Ancora una volta, l’esperienza dell’assenza può diventare latrice di nuovo movimento o declivio verso il vuoto. Coltivatori della distanza, possiamo diventare, se sappiamo diventare manipolatori dello stesso dolore che mira ad abbracciarci fino all’asfissia.

I temi affrontati nel saggio paiono dettagliate tomografie delle nostre più attuali inquietudini, con cui bisogna avere il coraggio di confrontarsi, senza indugi.

Ecco che i poeti vengono definiti, coerentemente con quanto detto, “coltivatori di distanze”.

La poesia è il rocchetto del bambino che gioca a tendere il legame con le proprie emozioni, i ricordi, le assenze stesse: l’aquilone è uno spicchio di cielo che si fa manifestazione tangibile e distante, che apre un dialogo nella tensione di un filo.
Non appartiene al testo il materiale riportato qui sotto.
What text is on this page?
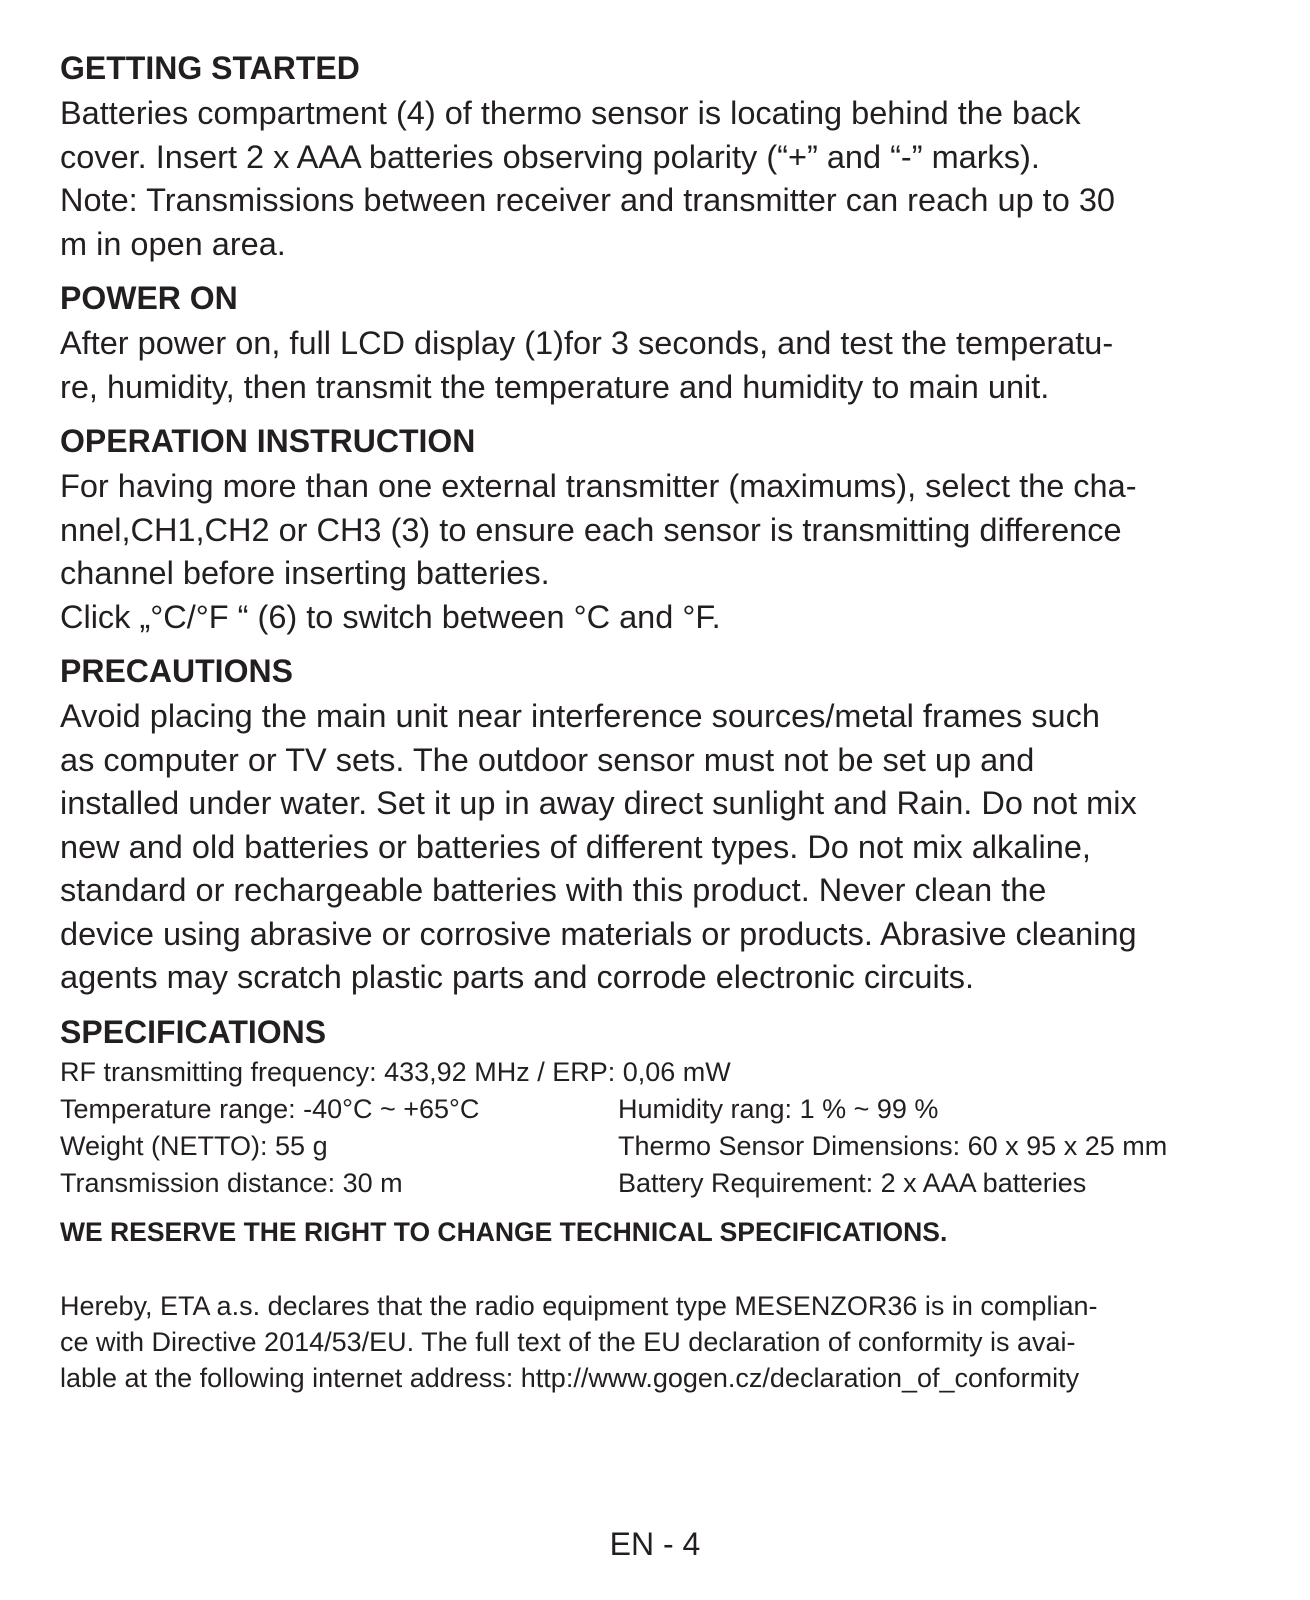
GETTING STARTED

Batteries compartment (4) of thermo sensor is locating behind the back
cover. Insert 2 x AAA batteries observing polarity (“+” and “-” marks).
Note: Transmissions between receiver and transmitter can reach up to 30
m in open area.

POWER ON

After power on, full LCD display (1)for 3 seconds, and test the temperatu-
re, humidity, then transmit the temperature and humidity to main unit.

OPERATION INSTRUCTION

For having more than one external transmitter (maximums), select the cha-
nnel,CH1,CH2 or CH3 (3) to ensure each sensor is transmitting difference
channel before inserting batteries.
Click „°C/°F “ (6) to switch between °C and °F.

PRECAUTIONS

Avoid placing the main unit near interference sources/metal frames such
as computer or TV sets. The outdoor sensor must not be set up and
installed under water. Set it up in away direct sunlight and Rain. Do not mix
new and old batteries or batteries of different types. Do not mix alkaline,
standard or rechargeable batteries with this product. Never clean the
device using abrasive or corrosive materials or products. Abrasive cleaning
agents may scratch plastic parts and corrode electronic circuits.

SPECIFICATIONS
RF transmitting frequency: 433,92 MHz / ERP: 0,06 mW
Temperature range: -40°C ~ +65°C	Humidity rang: 1 % ~ 99 %
Weight (NETTO): 55 g	Thermo Sensor Dimensions: 60 x 95 x 25 mm
Transmission distance: 30 m	Battery Requirement: 2 x AAA batteries
WE RESERVE THE RIGHT TO CHANGE TECHNICAL SPECIFICATIONS.
Hereby, ETA a.s. declares that the radio equipment type MESENZOR36 is in complian-
ce with Directive 2014/53/EU. The full text of the EU declaration of conformity is avai-
lable at the following internet address: http://www.gogen.cz/declaration_of_conformity
EN - 4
È un gioco di bambini che rubano distanza al cielo.

Fino a quando l’uomo riesce a capire, a contenere l’assenza, i confini sono gestiti, il vuoto resta lontano. In caso contrario, rischiamo di perdere anche la capacità stessa di amare. In fondo non è tutta la nostra esistenza una lunga camminata lungo uno sbalzo impervio sul vuoto?

La nascita è un’emergenza nell’oscurità dell’indifferenziato. Ma viene ricordato al lettore che siamo “creature bucate” in cui la vita fluisce, esposta alle esperienze della perdita, tra inspirazione ed espirazione, nel ritmico ripetersi dell’immissione del soffio, che potrebbe preludere all’isotropa esplosione del tarassaco: quella violenza iniziale che prelude alla vita, quel dolore che porta in seno il senso del primo pianto di un essere umano, quando viene alla luce; per poi diventare, esso stesso, passaggio e trasmissione del movimento, da una generazione alla successiva.

Ci ricorda Elena, che “trascorriamo tutta la nostra esistenza immersi nella sostanza invisibile dell’aria, continuiamo a respirarla con noncuranza, affaccendati in altro, a meno che non intervengano delle perturbazioni, variazioni di invisibilità che trasformano quella trasparenza abissale in immagini autoevidenti e pervasive”. Ci aiuta a vedere, per analogia, nell’aria la psiche e nel suo movimento l’energia psichica in un gioco fluttuante di gradienti di densità.

L’artista manipola il dolore dell’assenza per metterlo in relazione col mondo, proprio attraverso magistrali variazioni di densità. Spesso incontrollate in quanto inconsce irruzioni che trascendono la stessa individualità dell’artista. Viene citato Jung, non a caso: “il poeta e il malato di mente hanno in comune qualcosa che ogni essere umano porta in sé; vale a dire una fantasia instancabilmente creatrice, che si sforza continuamente di compensare le durezze della vita”. L’arte dà respiro voce alle statue pietrificate. La musica si fa soffio sulla metamorfosi perpetua della nostra vita.